Arıcılık sabit ve gezer olarak yapılır, bazı arıcılarda kendilerini gezdiriyor. Bunlardan biriside Yusuf Şimşak arılar sabit ama arıcı gezecek yer arıyor, memleket hasreti, ve Karadeniz turuna çıkmışlar hemde bayramda.
Gittikleri yerde bir arıcı kardeşimizde demiş ki bana kutuyla ana arı getire bilirmisin, bizde olur dedik ve bu maceraları yaşadık. Evin büyügü olmaz zor, bayramın ikinci günü öğlen evden çıkabildim, üçüncü gün arılarla bayramlartık ve çarşamba günü mesai başladı.
Birden Trakya’daki arıları getirelim nasılsa geleceğiz. Ani bir kararla Tekirdağ Sultan köye gittik.

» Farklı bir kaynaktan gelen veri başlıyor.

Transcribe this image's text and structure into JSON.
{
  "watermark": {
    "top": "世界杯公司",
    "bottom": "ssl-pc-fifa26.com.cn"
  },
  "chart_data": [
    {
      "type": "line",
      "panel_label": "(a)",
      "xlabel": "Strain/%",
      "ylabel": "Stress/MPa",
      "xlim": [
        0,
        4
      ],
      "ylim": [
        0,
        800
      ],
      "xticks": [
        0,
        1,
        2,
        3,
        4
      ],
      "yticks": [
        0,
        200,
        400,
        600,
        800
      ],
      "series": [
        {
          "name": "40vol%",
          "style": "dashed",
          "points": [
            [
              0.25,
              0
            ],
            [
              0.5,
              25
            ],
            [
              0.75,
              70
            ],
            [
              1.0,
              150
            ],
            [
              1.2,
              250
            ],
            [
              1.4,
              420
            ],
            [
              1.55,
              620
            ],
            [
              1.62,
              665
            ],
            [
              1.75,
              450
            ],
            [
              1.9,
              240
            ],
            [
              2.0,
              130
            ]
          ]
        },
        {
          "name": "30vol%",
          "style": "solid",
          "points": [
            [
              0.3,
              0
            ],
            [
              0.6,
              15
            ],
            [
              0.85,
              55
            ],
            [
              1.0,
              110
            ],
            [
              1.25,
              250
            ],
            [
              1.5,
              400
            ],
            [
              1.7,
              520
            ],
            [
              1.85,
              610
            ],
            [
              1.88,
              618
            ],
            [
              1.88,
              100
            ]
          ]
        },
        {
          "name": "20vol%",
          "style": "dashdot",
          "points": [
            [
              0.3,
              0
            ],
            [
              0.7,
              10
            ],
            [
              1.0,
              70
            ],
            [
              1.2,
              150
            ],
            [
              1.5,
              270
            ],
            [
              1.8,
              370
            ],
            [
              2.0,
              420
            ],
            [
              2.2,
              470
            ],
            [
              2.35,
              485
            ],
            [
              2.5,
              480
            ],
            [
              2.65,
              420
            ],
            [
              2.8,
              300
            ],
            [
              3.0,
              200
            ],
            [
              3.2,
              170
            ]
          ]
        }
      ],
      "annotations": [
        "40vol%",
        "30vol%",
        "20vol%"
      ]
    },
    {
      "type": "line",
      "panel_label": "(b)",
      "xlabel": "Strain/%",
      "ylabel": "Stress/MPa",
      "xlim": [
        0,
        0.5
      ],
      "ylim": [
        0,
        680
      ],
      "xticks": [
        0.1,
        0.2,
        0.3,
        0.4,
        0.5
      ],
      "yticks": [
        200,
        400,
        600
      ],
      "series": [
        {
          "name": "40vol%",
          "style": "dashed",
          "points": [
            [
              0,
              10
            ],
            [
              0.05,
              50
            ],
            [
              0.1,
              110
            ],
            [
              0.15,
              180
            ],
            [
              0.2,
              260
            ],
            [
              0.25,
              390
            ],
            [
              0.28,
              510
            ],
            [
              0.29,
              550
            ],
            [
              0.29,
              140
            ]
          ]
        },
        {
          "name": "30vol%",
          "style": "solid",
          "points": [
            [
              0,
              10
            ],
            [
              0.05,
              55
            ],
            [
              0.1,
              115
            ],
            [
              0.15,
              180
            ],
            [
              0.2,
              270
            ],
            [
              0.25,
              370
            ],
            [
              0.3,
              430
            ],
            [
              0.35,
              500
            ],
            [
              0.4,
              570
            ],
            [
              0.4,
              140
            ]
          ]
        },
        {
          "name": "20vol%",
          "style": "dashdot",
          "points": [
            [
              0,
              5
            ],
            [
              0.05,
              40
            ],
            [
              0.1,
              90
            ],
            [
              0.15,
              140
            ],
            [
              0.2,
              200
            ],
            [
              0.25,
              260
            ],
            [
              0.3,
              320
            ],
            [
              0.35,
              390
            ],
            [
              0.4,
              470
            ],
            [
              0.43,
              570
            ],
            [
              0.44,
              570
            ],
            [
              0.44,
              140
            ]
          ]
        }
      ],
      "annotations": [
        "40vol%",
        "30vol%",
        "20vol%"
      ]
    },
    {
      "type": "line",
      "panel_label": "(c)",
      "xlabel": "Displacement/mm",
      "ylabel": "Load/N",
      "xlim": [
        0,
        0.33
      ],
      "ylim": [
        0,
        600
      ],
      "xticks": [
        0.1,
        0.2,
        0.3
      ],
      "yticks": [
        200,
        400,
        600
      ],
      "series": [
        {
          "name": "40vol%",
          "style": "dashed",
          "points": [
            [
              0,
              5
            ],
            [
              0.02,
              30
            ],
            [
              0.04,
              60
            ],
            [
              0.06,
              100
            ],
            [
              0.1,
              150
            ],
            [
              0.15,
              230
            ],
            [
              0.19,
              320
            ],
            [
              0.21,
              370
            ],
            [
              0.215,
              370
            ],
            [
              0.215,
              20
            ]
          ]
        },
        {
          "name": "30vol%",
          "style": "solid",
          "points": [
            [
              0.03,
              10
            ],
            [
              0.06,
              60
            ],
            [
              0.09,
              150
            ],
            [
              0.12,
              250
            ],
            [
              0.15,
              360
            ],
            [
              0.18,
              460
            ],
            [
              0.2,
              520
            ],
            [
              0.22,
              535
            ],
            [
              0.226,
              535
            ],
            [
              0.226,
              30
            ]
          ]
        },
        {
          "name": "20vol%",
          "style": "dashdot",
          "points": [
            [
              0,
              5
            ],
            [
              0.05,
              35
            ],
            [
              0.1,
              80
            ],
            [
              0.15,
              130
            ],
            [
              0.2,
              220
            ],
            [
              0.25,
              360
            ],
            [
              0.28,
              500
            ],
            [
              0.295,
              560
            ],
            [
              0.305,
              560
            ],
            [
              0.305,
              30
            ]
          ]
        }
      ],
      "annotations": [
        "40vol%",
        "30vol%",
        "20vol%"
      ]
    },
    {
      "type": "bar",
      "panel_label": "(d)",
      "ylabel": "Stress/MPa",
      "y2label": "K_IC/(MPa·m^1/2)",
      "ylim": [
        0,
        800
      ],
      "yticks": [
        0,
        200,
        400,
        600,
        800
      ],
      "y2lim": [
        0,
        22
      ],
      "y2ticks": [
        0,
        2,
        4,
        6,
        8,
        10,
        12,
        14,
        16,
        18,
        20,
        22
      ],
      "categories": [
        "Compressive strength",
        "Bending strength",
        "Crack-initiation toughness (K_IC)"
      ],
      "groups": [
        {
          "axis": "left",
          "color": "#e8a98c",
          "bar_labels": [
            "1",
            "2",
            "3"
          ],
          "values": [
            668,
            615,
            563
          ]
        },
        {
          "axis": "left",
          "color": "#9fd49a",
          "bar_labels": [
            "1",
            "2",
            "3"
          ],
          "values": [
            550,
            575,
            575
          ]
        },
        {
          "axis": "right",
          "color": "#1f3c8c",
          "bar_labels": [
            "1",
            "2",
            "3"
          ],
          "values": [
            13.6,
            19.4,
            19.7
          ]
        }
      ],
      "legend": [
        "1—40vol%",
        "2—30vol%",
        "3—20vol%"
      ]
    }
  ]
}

Muhtarımız kani bey varroa mücadelesi yapacak bunuda organik asitle yapmak istiyordu. Bir yanlışlık olmasın istemedim, elimde asit var diyor, elindeki asit ile bu iş olmazdı. Laktik asit götürdüm, orada çözeltiyi hazırladık, uygulama yapılacak körük yok, nasıl kovan açılacak, 5 kişiyiz kimse sıgarada içmiyor, bazen sıgara içenleri körük olarak kullanırım::))
Kani bey bu senin arı aç, dedi bizde iki kovana laktik asit uyguladık, ve nasıl yapması gerektiğini uyğulamalı gösterdik. Uygulamalarımızın videoları var, bir kaç güne kadar toparlayıp yayınlayacağım bu sıra tam zamanı. Resimdeki ana arı karniol F1.
Kolonilerde çok bal var, daha sonbahara çok var, elinde esmer çıta varsa yavru bitimlerine gir yavru faliyetleri azalmış, gerçi yavru atacak yerde yok, son baharda bir çok arıcı bu konuda hata yapıyor, yavru arasına kesinlikle beyaz petek atmayın, nedendir bilmiyorum temmuz ayından sonra ana arı beyaz peteklere yumurta bırakmıyor, analarda esmerlere hasta demekki::))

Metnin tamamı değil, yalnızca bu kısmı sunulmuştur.